Barbara Demick hat für eine Zeitung in Los Angeles lange Zeit in Korea gelebt und darüber geschrieben. In dieser Zeit lernte sie viele Flüchtlinge aus der nordkoreanischen Stadt Chongjin kennen und hat einige dieser Geschichten in diesem Buch zusammengefasst. Dabei lesen wir einige sehr verschiedene Biografien, die sich gegenseitig gut ergänzen.
Die Geschichten sind denkbar unterschiedlich: Da gibt es das junge Liebespaar Mi-ran und Jun-sang, ihr Vater stammt aus Südkorea, seine Familie aus Japan, beide haben einen entsprechend niedrigen Status. Frau Song ist überzeugte Anhängerin des Regimes - bis zur Hungersnot. Ihre älteste Tochter hingegen hat schon immer dagegen rebelliert. Dr. Kim ist eine junge Ärztin, deren Vater in den 1960er Jahren als ethnischer Koreaner aus China nach Nordkorea kam, um der dortigen Hungersnot zu entfliehen. Hyuck wurde früh zum Straßenkind und schlug sich irgendwie so durch. Sie alle verbindet am eines: Die Flucht.
Die Geschichten sind gut zusammengestellt und beleuchten verschiedene Gruppen, die es innherhalb der nordkoreanischen Gesellschaft gibt.

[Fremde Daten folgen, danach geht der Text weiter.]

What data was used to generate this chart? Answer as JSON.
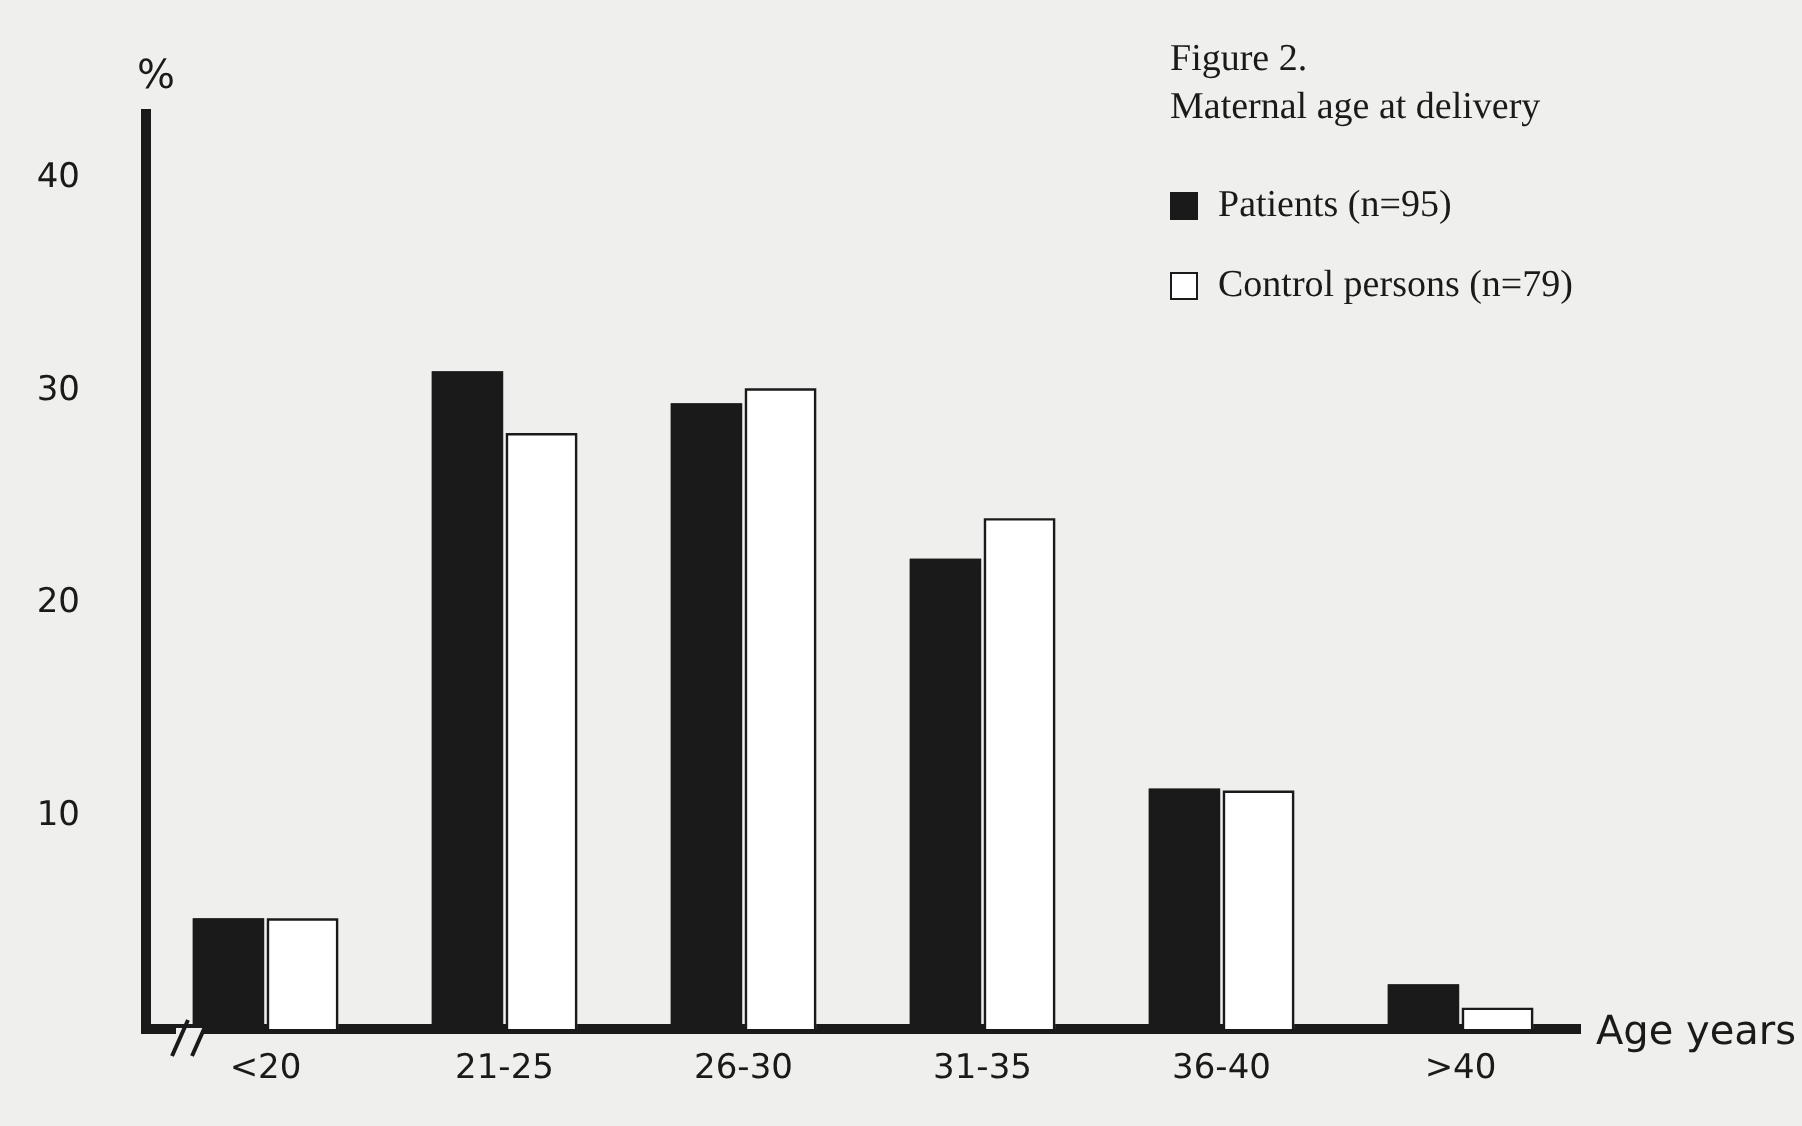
{
  "chart_data": {
    "type": "bar",
    "title": "Figure 2.",
    "subtitle": "Maternal age at delivery",
    "xlabel": "Age years",
    "ylabel": "%",
    "categories": [
      "<20",
      "21-25",
      "26-30",
      "31-35",
      "36-40",
      ">40"
    ],
    "series": [
      {
        "name": "Patients (n=95)",
        "color": "#1a1a1a",
        "values": [
          5.2,
          30.9,
          29.4,
          22.1,
          11.3,
          2.1
        ]
      },
      {
        "name": "Control persons (n=79)",
        "color": "#ffffff",
        "values": [
          5.2,
          28.0,
          30.1,
          24.0,
          11.2,
          1.0
        ]
      }
    ],
    "ylim": [
      0,
      43
    ],
    "yticks": [
      10,
      20,
      30,
      40
    ],
    "grid": false,
    "legend": "top right"
  }
}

Insgesamt verläuft das Buch chronologisch. Es beginnt mit den 1960er Jahren, als Nordkorea zunächst besser dastand als Südkorea und durch die Hilfe von kommunistischen Bruderstaaten eine funktionierende Wirtschaft aufzubauen. Später kommt es zum unvermeidlichen Kollaps der Planwirtschaft und zur großen Hungersnot. Fabriken werden geschlossen, die Menschen verlieren ihre Existenzen, Schwarzmärkte und eine zweite, geheime Wirtschaft entstehen. Immer mehr Menschen entwickeln Zweifel am Regime - oder gar ernsthafte Kritik. Das Buch versorgt einen außerhalb der persönlichen Schicksale auch mit Hintergrundinformationen. Dadurch eignet sich dieses Buch auch sehr für alle, die sich noch nie vorher mit Nordkorea beschäftigt haben.
Die Flucht gestaltet sich dann ebenso unterschiedlich, außer dass alle über China fliehen (müssen). Aber von China nach Südkorea finden sie wiederum ganz verschiedene Wege. Hier war mir die Informationslage teilweise zu dünn, da haben mir einige Aspekte gefehlt, die ich schon von anderswo kenne.
Auch über die erste Zeit in Südkorea erfahren wir zu jedem Protagonisten seine Geschichte.
Die Schicksale der Menschen waren wirklich spannend zu lesen und haben mich teilweise sehr berührt. Für unsereins ist das Leben dort schwer vorstellbar. Dennoch war dieses Buch nicht ganz so eindringlich, wie es eine Autobiografie sein kann, dafür aber vielseitiger.
Informatives Buch für alle, die sich für dieses Land interessieren. Die gewählten Geschichten ergänzen sich gegenseitig sehr gut und vermitteln umfassende Eindrücke über dieses Land. Trotzdem berührt es mich nicht so sehr, wie es eine Autobiografie kann und wirkt zum Teil etwas zu nüchtern. Insgesamt empfehlenswert, ich rate bei diesem Thema aber grundsätzlich immer dazu, noch andere Bücher darüber zu lesen.